Wolfe watched her through the flickering candlelight on their table. She wore a pretty white dress and was beautiful, but she did not look as much like Nichelle as he first thought. There was something almost brittle about her, a desperation that seemed to have nothing to do with him and everything to do with whatever she was going through in her life. And she wasn’t funny. Nichelle had a way of laughing at the world, herself included, that he’d always found irresistible. That amusement had been there as a child but grew even more pointed, more effective, after she came back from college.
“You’re very beautiful,” he said to Chantal.
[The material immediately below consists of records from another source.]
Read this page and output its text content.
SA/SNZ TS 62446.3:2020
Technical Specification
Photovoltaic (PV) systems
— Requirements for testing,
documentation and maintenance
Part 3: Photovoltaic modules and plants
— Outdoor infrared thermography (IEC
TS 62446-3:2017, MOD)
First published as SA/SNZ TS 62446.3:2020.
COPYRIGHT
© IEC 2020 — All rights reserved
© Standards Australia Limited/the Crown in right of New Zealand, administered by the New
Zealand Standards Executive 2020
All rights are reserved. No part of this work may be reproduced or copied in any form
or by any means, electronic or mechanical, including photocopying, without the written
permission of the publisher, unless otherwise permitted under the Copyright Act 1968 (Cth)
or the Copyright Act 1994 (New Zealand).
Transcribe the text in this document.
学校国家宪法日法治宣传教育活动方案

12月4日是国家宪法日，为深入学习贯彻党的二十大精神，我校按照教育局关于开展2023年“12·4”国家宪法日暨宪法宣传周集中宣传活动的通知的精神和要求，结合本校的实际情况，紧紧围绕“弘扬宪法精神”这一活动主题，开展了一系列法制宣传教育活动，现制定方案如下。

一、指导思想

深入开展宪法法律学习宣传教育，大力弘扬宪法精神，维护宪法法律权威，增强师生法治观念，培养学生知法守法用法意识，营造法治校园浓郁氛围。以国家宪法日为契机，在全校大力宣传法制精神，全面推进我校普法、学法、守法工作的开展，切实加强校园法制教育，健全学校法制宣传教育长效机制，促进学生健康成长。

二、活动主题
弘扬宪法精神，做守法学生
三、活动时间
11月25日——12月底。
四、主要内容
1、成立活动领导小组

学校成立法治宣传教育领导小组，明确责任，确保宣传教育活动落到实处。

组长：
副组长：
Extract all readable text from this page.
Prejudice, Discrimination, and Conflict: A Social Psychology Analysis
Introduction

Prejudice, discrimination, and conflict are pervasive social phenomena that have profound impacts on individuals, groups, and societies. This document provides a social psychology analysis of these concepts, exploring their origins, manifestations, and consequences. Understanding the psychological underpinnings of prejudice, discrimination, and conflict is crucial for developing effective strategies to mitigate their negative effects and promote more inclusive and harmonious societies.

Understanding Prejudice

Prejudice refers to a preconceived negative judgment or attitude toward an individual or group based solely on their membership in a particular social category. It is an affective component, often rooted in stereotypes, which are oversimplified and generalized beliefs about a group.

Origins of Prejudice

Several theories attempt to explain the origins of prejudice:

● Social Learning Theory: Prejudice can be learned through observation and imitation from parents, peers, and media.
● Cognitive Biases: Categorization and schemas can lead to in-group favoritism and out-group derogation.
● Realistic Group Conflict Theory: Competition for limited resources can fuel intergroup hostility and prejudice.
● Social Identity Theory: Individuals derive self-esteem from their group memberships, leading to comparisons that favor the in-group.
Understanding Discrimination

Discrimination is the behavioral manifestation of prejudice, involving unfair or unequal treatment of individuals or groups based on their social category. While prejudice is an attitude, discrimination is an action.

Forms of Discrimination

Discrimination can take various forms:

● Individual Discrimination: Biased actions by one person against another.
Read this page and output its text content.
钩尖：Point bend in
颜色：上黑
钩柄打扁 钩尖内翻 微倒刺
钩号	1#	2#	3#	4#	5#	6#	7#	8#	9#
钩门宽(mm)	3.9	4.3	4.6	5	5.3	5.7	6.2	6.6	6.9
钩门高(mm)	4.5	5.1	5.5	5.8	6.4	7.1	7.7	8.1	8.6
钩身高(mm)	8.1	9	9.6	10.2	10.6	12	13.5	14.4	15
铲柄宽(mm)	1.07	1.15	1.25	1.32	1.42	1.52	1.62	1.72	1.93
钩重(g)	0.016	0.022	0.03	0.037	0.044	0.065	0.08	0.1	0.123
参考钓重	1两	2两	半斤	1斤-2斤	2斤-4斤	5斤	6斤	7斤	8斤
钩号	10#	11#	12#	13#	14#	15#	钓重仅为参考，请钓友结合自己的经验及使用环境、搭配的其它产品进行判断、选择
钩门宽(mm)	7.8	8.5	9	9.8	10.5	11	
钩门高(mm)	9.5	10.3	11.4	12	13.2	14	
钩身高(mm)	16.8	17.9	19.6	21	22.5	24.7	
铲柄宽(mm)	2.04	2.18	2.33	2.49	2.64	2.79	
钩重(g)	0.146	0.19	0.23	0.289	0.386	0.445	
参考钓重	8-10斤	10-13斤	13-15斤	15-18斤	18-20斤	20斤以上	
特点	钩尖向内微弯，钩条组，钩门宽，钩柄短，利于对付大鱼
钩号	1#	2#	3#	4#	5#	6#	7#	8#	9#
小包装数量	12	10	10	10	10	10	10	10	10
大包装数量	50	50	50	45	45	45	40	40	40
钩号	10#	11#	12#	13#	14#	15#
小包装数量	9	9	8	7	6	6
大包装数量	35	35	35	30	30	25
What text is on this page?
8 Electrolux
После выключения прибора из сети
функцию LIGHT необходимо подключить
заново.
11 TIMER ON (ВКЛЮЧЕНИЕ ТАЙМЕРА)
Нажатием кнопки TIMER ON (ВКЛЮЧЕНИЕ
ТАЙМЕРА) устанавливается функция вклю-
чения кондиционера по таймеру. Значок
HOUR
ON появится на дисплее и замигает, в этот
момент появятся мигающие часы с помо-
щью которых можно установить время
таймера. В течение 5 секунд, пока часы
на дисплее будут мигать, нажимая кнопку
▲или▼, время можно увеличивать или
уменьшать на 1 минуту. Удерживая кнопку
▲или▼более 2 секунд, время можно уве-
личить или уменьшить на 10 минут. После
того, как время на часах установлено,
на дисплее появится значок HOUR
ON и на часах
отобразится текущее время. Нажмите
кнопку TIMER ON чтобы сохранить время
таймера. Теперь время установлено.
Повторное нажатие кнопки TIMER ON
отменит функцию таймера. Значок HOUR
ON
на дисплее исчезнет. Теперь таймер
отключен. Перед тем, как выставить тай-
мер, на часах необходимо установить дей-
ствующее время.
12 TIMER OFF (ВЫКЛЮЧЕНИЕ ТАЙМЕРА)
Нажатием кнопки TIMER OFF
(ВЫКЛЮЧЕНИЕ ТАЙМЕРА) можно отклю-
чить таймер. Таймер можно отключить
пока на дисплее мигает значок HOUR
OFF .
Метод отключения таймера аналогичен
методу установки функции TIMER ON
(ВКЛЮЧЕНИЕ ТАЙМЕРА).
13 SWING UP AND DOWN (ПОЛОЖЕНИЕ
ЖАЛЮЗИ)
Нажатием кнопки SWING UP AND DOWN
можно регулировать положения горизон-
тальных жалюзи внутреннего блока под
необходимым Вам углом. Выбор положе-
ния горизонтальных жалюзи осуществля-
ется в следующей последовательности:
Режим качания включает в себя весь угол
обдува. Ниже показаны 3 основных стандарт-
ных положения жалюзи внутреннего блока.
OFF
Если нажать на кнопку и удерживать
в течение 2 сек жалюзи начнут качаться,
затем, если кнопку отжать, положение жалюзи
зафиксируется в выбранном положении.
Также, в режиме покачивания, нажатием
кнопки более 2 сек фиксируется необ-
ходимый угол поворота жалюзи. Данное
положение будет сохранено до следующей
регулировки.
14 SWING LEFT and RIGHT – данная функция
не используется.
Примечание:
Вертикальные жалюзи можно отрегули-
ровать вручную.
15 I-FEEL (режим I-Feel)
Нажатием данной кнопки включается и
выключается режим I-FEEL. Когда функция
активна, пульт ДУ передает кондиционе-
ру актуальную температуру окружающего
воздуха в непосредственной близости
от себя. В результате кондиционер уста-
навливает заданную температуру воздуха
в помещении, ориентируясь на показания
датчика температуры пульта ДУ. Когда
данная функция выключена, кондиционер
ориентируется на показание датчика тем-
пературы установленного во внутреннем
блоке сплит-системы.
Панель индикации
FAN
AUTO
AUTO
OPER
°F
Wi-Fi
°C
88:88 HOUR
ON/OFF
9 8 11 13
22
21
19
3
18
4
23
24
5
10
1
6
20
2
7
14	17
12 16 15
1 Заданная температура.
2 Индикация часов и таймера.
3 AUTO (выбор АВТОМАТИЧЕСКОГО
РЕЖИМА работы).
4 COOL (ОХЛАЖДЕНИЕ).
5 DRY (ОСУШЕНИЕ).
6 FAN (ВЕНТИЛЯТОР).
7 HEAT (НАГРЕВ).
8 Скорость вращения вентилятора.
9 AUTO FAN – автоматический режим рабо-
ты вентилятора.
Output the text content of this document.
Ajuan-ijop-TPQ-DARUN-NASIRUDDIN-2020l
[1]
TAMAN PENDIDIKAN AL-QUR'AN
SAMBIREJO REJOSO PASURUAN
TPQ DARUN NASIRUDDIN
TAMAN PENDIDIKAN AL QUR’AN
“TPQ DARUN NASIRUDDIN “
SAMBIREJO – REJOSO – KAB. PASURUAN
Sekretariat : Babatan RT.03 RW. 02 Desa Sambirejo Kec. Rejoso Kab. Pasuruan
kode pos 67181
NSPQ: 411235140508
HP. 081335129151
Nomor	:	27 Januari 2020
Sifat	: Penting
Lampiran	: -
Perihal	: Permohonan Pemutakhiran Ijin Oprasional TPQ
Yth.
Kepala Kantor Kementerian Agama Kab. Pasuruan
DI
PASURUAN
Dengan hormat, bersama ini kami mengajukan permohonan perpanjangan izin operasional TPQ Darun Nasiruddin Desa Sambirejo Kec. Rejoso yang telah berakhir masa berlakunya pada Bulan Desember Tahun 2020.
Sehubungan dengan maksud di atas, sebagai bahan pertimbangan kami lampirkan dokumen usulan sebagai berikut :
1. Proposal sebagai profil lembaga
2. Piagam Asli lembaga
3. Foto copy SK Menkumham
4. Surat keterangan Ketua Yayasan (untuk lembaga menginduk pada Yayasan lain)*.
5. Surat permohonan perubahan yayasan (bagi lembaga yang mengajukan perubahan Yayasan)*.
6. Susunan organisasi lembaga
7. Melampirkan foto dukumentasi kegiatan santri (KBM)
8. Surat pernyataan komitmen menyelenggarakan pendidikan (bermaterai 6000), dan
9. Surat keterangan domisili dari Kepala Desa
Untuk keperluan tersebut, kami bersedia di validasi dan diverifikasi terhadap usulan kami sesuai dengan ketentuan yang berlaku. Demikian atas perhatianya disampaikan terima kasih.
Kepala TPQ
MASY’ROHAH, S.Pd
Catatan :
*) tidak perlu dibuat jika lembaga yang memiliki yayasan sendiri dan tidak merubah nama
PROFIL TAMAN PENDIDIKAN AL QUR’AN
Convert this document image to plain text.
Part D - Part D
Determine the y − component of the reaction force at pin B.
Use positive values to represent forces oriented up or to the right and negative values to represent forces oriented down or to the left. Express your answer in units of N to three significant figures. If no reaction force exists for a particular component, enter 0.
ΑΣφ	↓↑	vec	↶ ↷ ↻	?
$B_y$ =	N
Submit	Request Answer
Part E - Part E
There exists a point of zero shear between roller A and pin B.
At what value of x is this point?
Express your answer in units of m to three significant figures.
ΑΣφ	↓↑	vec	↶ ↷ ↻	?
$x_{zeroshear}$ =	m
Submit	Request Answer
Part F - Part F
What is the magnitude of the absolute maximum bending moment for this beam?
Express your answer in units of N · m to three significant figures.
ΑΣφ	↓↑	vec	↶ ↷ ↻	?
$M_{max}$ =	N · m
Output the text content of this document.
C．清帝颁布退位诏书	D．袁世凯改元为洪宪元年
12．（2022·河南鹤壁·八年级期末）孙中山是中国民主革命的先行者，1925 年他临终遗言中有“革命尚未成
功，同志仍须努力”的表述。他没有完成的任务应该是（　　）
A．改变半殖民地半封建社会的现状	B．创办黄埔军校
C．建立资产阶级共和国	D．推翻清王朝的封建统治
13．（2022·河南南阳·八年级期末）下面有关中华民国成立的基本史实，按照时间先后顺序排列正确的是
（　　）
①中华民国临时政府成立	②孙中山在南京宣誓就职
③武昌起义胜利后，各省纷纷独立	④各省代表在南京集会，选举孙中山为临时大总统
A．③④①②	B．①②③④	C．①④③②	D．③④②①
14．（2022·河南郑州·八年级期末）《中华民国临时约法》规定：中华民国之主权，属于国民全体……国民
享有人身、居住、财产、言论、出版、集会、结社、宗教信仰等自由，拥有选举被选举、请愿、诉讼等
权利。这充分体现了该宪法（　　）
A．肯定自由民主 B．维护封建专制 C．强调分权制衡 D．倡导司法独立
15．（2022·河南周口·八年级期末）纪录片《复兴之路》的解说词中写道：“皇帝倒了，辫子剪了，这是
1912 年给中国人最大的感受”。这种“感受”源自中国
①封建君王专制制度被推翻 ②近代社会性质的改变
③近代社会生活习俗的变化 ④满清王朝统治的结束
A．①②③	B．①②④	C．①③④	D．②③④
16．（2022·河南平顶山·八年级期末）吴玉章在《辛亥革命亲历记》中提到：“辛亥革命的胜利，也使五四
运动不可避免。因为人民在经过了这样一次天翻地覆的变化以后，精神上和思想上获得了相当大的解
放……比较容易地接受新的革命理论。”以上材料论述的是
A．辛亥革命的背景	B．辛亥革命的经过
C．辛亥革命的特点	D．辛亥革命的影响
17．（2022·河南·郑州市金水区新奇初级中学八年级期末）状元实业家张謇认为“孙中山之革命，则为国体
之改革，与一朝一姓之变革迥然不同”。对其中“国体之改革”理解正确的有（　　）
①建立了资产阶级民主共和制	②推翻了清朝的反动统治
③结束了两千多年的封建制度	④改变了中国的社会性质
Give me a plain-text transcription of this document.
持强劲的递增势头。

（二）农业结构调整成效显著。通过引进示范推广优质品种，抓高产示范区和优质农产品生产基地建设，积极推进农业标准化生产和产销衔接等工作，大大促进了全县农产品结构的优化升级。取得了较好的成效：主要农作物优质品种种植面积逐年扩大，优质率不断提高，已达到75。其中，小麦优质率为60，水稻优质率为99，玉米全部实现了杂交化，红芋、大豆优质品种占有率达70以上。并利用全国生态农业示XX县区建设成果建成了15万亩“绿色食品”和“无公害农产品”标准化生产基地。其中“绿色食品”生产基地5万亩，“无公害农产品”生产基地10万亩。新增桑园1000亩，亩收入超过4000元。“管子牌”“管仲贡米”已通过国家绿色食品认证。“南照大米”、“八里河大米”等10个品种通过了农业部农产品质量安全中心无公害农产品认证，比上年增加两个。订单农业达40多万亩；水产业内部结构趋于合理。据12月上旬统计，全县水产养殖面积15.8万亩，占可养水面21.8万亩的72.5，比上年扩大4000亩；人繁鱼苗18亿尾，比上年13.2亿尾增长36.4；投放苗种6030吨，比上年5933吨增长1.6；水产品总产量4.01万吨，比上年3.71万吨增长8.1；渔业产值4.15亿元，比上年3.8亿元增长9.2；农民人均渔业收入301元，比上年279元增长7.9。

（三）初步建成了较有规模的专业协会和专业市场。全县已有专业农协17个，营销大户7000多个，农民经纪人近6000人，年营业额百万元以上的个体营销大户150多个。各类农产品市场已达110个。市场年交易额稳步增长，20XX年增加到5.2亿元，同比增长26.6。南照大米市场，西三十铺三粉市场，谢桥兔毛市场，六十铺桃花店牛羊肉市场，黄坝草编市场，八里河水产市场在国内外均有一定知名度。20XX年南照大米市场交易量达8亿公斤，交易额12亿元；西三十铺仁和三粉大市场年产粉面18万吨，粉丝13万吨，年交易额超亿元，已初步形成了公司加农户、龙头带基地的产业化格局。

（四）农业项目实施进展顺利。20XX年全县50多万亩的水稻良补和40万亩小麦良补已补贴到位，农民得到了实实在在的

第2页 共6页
Compliments were his usual way of putting himself back in the game when his attention wandered.
“Thank you. You are too. Beautiful that is.” She blushed, and her skin, paler than Nichelle’s, reddened. “I thought that when I first saw you.”
“Thank you.”
But that was really all the conversation they had for each other. The waitress came and left, dropping off drinks and food and pleasant enough service. It was a gourmet place, one that served small portions on pretty plates and where you left feeling as if you’d just eaten air. He toyed with his glass of whiskey and watched Chantal, carefully keeping a smile on his face.
He was usually better than this. Talking to women until their lingering
unease, if there was any at all, disappeared. But despite Chantal’s beauty, he wanted the date to be over. Wanted to be doing something effortless but filled to the brim with pleasure. He wanted to talk with Nichelle.
Wolfe took a long sip of his whiskey. The drink burned going down and made him think, again, of Nichelle. He wished that it was his business partner, his pretend wife, who sat on the other side of the table with a wicked eyebrow raised, daring him to be himself while heat and expectation shimmered between them like dust after a light spring rain.
The meal came, then a second round of drinks. He found out that Chantal was an only child. That she enjoyed white water rafting, even though she couldn’t swim, that her ideal vacation involved spa treatments and couples massages. Was she fishing for a relationship out of this date?
By the time they’d eaten the food and exhausted their meager small talk, Wolfe was ready to leave. But he stayed longer, drank more whiskey until the date seemed almost like a good idea.
“I like you,” Chantal said, eyeing him over her third glass of champagne.
Wolfe shook his head. “You don’t know me.”
“But I want to.”
He shook his head again, thinking about the best way to get out of Brickell and back home in his slightly drunken state. A cab. He needed to call a cab. Well, two. One for Chantal and one for himself.
“You seem so perfect,” Chantal was saying. She tapped a pink-tipped fingernail against her champagne flute. “The perfect gentleman.”
Wolfe grinned, feeling his teeth flash, sharklike. “You definitely don’t know me.”
He always treated the women he dated well. But if he wanted to sleep with them, wanted more than a date, then a little of the beast came out. He’d be growling desire into her ear by the main course, or at least flirting in a way that made her know he was thinking of taking her to bed. But he felt none of that with Chantal, so it was easy to stay the perfect, sexless gentleman.